Consensus between market regulators, participants on derivatives market structure seen

Nearly two-thirds of global market participants have implemented changes ahead of regulatory reform.

Regulators and market participants are surprisingly aligned on what the key components of a workable derivatives market structure should be in the future, with changes likely to revitalise the listed and over-the-counter (OTC) markets in a manner that benefits all, according to a research report co-authored by BNY Mellon and the TABB Group.

The report, entitled "Derivatives – Protection without Suffocation: Thriving in a New Era of Regulatory and Market Transformation," found that a consensus is emerging on a global framework that will help to reduce risk through the use of central clearing, increase transparency by moving toward electronic price discovery and execution, and improve market stability by creating new collateral management standards.

"While market participants and regulators are at odds over certain aspects of derivative market reform, our research detected a strong movement toward creating a workable framework that will accommodate stronger regulations and risk reduction without suffocating market activity and ongoing innovation," said Andrew Gordon, Executive Vice President for Broker-Dealer and Alternative Investment Services, BNY Mellon, Asia-Pacific.
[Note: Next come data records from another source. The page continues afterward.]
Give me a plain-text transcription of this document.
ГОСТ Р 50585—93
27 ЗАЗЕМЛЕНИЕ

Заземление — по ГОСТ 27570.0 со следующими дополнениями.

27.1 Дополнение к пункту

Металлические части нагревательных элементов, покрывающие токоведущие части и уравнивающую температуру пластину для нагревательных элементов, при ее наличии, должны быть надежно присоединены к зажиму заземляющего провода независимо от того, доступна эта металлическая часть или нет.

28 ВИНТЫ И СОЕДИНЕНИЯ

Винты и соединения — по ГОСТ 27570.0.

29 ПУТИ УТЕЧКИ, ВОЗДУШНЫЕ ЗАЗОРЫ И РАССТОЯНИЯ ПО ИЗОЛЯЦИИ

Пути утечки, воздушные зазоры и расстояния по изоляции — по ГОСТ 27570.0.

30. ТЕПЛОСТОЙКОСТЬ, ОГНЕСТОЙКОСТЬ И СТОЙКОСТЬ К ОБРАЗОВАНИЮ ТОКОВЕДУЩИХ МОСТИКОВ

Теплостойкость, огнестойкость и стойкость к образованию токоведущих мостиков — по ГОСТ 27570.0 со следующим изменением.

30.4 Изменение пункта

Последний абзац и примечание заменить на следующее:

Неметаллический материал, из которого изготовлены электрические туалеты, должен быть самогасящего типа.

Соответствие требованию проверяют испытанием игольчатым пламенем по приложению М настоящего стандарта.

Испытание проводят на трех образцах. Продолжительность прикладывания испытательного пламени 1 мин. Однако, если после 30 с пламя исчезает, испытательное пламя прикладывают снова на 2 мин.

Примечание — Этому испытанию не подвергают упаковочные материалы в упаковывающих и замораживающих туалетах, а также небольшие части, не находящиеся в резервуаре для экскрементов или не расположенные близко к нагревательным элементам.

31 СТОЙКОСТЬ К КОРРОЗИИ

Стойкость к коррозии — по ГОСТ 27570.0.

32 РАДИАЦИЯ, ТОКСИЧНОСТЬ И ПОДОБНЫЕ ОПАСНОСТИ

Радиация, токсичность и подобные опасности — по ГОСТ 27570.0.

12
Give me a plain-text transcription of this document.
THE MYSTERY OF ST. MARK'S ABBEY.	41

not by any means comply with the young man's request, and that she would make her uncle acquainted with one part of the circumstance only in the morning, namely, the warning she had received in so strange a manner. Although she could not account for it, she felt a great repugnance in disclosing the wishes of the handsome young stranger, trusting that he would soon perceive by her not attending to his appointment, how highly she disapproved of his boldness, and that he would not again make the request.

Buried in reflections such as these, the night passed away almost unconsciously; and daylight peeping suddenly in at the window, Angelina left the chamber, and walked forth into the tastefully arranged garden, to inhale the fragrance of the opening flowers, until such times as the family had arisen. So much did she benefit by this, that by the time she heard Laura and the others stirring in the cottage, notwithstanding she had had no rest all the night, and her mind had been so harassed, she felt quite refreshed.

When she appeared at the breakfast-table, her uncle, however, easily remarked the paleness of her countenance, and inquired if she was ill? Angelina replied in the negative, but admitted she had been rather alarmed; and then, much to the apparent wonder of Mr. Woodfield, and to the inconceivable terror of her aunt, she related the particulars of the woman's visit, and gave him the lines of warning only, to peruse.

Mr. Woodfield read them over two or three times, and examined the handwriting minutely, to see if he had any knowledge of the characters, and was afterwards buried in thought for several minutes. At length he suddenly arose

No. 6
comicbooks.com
Key findings presented in the report - which are a result of a survey conducted with asset managers, broker-dealers and clearinghouses - include:

  • 63% of survey respondents have already implemented changes ahead of regulatory reform, with these changes primarily focused in the areas of clearing, front, middle and back office operations, and trading currently being implemented.
  • 79% of respondents indicated that they believed central clearing for standard products will reduce systemic risk, while nearly an identical number – 74% – acknowledged central clearing and execution will reduce profit margins;
  • 58% of respondents currently do not post or accept collateral when conducting OTC derivatives trades. In addition, the majority of participants have concerns regarding potential changes in the types and amounts of collateral being used when moving from OTC to cleared environments;
  • Nearly half (47%) of respondents are seeing a move towards electronic execution for OTC derivatives products, with the use of algorithms to trade OTC derivatives just starting to emerge;
  • 58% of respondents believe that joint oversight of the OTC derivatives market by the Securities and Exchange Commission and Commodity Futures Trading Commission would be a mistake given their different approaches to oversight.
The report also indicates that while changes to the market will initially reduce revenue and profits for participants, in the long term, as a result of increased standardisation and volume, revenue and profits will actually increase.